Robert bajó la mirada hacia el delicado pie, ya limpio, que sostenía en la mano. Lo examinó cuidadosamente, palpándolo en círculos mientras se fijaba en el rostro de la mujer para poder detectar cualquier señal de dolor.

– Bastante roce en los tobillos debido a las cuerdas. Unos cuantos cortes poco profundos. -Examinó el otro pie y frunció el ceño-. En éste hay una astilla bastante grande clavada en el talón.

Allie se reclinó en el sofá, silenciosa e inmóvil, observándoles mientras la limpiaban y la examinaban, fingiendo no sentir vergüenza de ser atendida por un completo extraño y por un hombre a quien apenas conocía. Una vez que hubieron determinado que sus heridas no revestían gravedad, lord Robert relató sucintamente al señor Evers cómo la señora Brown se había convertido en un huésped en la mansión de los Bradford y cómo él había regresado en busca de su bastón y había descubierto a un ladrón saliendo del jardín y cómo luego se había dado cuenta de que se hallaba ante un secuestro.

Allie se sintió agradecida y sorprendida al escucharlo. Aunque lord Robert se lo había explicado antes, una vez superado el peligro podía pensar con claridad, y se daba completa cuenta de lo que significaban sus palabras. Dios, ¿qué le habría pasado si él no hubiera seguido al ladrón? Un escalofrío le recorrió la espalda y se obligó a apartar esa pregunta de su mente. Ni siquiera deseaba considerar esa posibilidad. Pero una cosa era indudable: lord Robert le había salvado la vida, y para ello había arriesgado la suya propia. Y en unos minutos empezaría a hacerle preguntas, a exigir respuestas y explicaciones que sin duda merecía, pero que ella no estaba preparada para dar.

Abrió los ojos y miró hacia el extremo del sofá. Allí se encontró con la perturbadora visión de lord Robert inclinado sobre ella, extrayéndole delicadamente la astilla que tenía clavada en el talón. Se le veía grande, fuerte y capaz; una ola de calor la recorrió y se aposentó en el plexo solar. Lord Robert tenía un mechón de su cabello color ébano caído hacia delante, lo que impedía a Allie verle la parte superior del rostro, pero le podía ver la boca con toda claridad. Tenía los labios apretados en un gesto de concentración. Su tacto era tierno y suave y Allie sintió agradables cosquilleos que le subían por las piernas. Lord Robert había remangado las mangas de la que había sido su inmaculada camisa, dejando al descubierto unos antebrazos musculosos. La mirada de Allie se deslizó hacia abajo, y aspiró con fuerza. Tenía las muñecas rodeadas de una banda de piel enrojecida y lacerada.

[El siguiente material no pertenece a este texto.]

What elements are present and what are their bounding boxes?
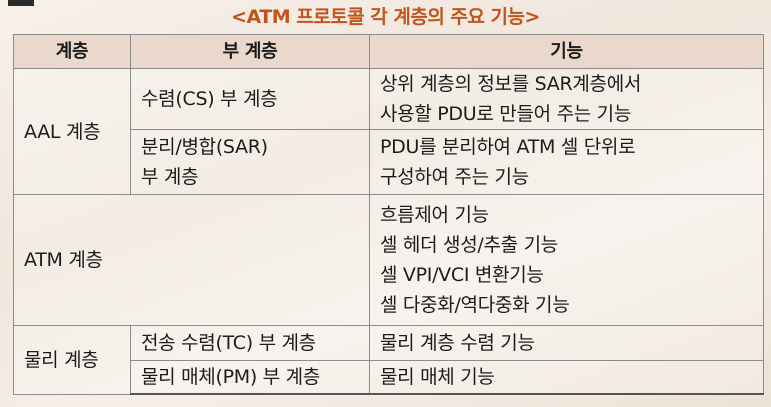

Lord Robert alzó la cabeza repentinamente y sus miradas se encontraron, la de él cargada de preocupación.

– Lo siento… pero al menos la astilla ya está fuera. ¿Le he hecho daño?

– No. Acabo… acabo de fijarme en sus muñecas. Está herido. -Robert negó con un gesto.

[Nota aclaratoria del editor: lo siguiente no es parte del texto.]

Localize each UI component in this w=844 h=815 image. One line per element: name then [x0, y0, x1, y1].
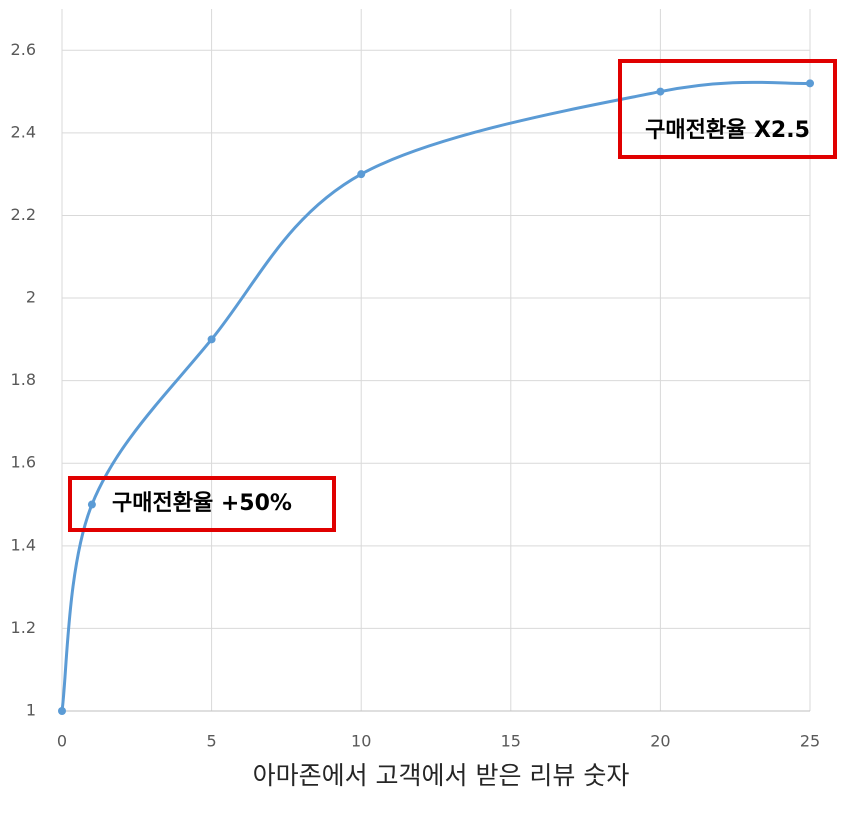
annotation-box: [618, 59, 837, 159]
point: [207, 335, 216, 344]
y-tick-label: 1.8: [11, 370, 36, 389]
y-tick-label: 1.6: [11, 453, 36, 472]
y-tick-label: 2.2: [11, 205, 36, 224]
y-tick-label: 1.2: [11, 618, 36, 637]
annotation: 구매전환율 +50%: [112, 491, 292, 516]
line: [60, 80, 811, 712]
y-tick-label: 2.4: [11, 122, 36, 141]
y-tick-label: 1: [26, 701, 36, 720]
x-tick-label: 15: [501, 732, 521, 751]
y-tick-label: 2: [26, 288, 36, 307]
x-tick-label: 0: [57, 732, 67, 751]
point: [806, 79, 814, 88]
point: [87, 500, 96, 509]
x-tick-label: 5: [207, 732, 217, 751]
x-axis-label: 아마존에서 고객에서 받은 리뷰 숫자: [253, 761, 630, 790]
x-tick-label: 10: [351, 732, 371, 751]
x-tick-label: 25: [800, 732, 820, 751]
annotation-box: [68, 476, 336, 532]
y-tick-label: 2.6: [11, 40, 36, 59]
y-tick-label: 1.4: [11, 535, 36, 554]
x-tick-label: 20: [650, 732, 670, 751]
point: [656, 87, 665, 96]
point: [58, 707, 66, 715]
point: [357, 170, 366, 179]
annotation: 구매전환율 X2.5: [645, 118, 810, 143]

– Son arañazos. Michael se ocupará de mí en cuanto hayamos acabado con usted.

Michael lanzó un bufido poco elegante.

– ¿Y qué te hace pensar eso?

– El ser uno de tus mejores clientes. No querrás perderme.

– ¿Cliente? -preguntó Allie.

– Michael es dueño de lo que es, discutiblemente, el mejor salón de boxeo de Londres. Y él es, indiscutiblemente, el mejor púgil del país.

Allie fijó su atención en Michael Evers, quien le estaba vendando la muñeca con una delicada destreza que indicaba experiencia en esos menesteres. Sus rasgos eran pronunciados y tenían una cierta aspereza, como si los hubieran tallado en granito. Por la forma de la nariz, era evidente que se la había roto al menos una vez, lo cual no resultaba sorprendente dada su profesión. Y tampoco sorprendía la pequeña cicatriz que le dividía en dos la ceja izquierda. Tenía un cabello espeso y oscuro que necesitaba urgentemente un corte. Era un hombre corpulent sin embargo, sus movimientos poseían una gracia casi felina. Y a pesar de su tamaño, sus manos la tocaban con suavidad. Con sus rasgos ásperos, su voz ronca, el acento irlandés y una predilección por el y vocabulario soez, no parecía ni hablaba como un caballero, pero era evidente que él y lord Robert eran amigos.